The average analyst price target for Intel is not explicitly provided in the data, but its current price of $133.99 is near its 52-week high of $135.48, suggesting that much of the near-term optimism may already be priced in. For TSMC, trading at $462.12, also near its 52-week high of $465.22, analysts appear to be valuing its consistent growth and market dominance. The implied upside for Intel is contingent on flawless execution of its foundry roadmap and a rapid acceleration of external customer revenue, while TSMC's outlook is more tied to sustaining its current trajectory amidst insatiable AI demand.
The Verdict
Intel's foundry turnaround, spearheaded by its technologically advanced 18A process, represents a genuine and significant effort to regain leadership in semiconductor manufacturing. The company's strategic pivot to an internal foundry model, coupled with early customer commitments and a potential lead in high-volume manufacturing timing over TSMC's N2, signals a credible resurgence. However, the financial reality remains stark: Intel's foundry segment is currently a capital-intensive, loss-making venture with minimal external revenue, while TSMC continues to operate as an overwhelmingly dominant, highly profitable, and indispensable player in the global chip ecosystem.

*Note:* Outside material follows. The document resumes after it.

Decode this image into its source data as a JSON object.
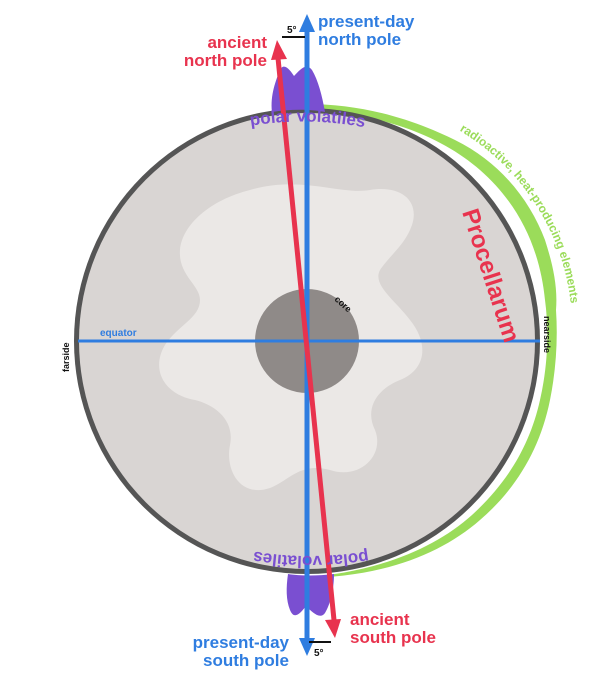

For investors seeking exposure to the surging demand for AI and advanced computing, TSMC offers a proven, high-margin business with unparalleled scale and an entrenched customer base. Intel, while showing promise, is a turnaround story with substantial execution risks and a long path to profitability in its foundry operations.
Entry Zone (INTC): Given the recent surge and the speculative nature of the foundry turnaround's profitability, a more conservative entry for Intel would be closer to the $100-$110 range, allowing for potential pullbacks as the market digests the long-term implications of its strategy.
12-Month Target (INTC): If Intel continues to demonstrate strong execution on 18A yields and secures more tangible external customer revenue, a 12-month target of $155 could be achievable, reflecting a premium for its technological leadership and strategic progress.
Invalidation Level (INTC): A sustained break below $90 would invalidate the bullish thesis on Intel's foundry turnaround, signaling significant setbacks in either execution, customer adoption, or financial performance that undermine its long-term potential.
TSMC, despite its high valuation, remains the gold standard in advanced chip manufacturing, offering a more secure, albeit potentially less explosive, growth profile. Intel is making the right moves, but the gap in financial performance and market entrenchment is still immense.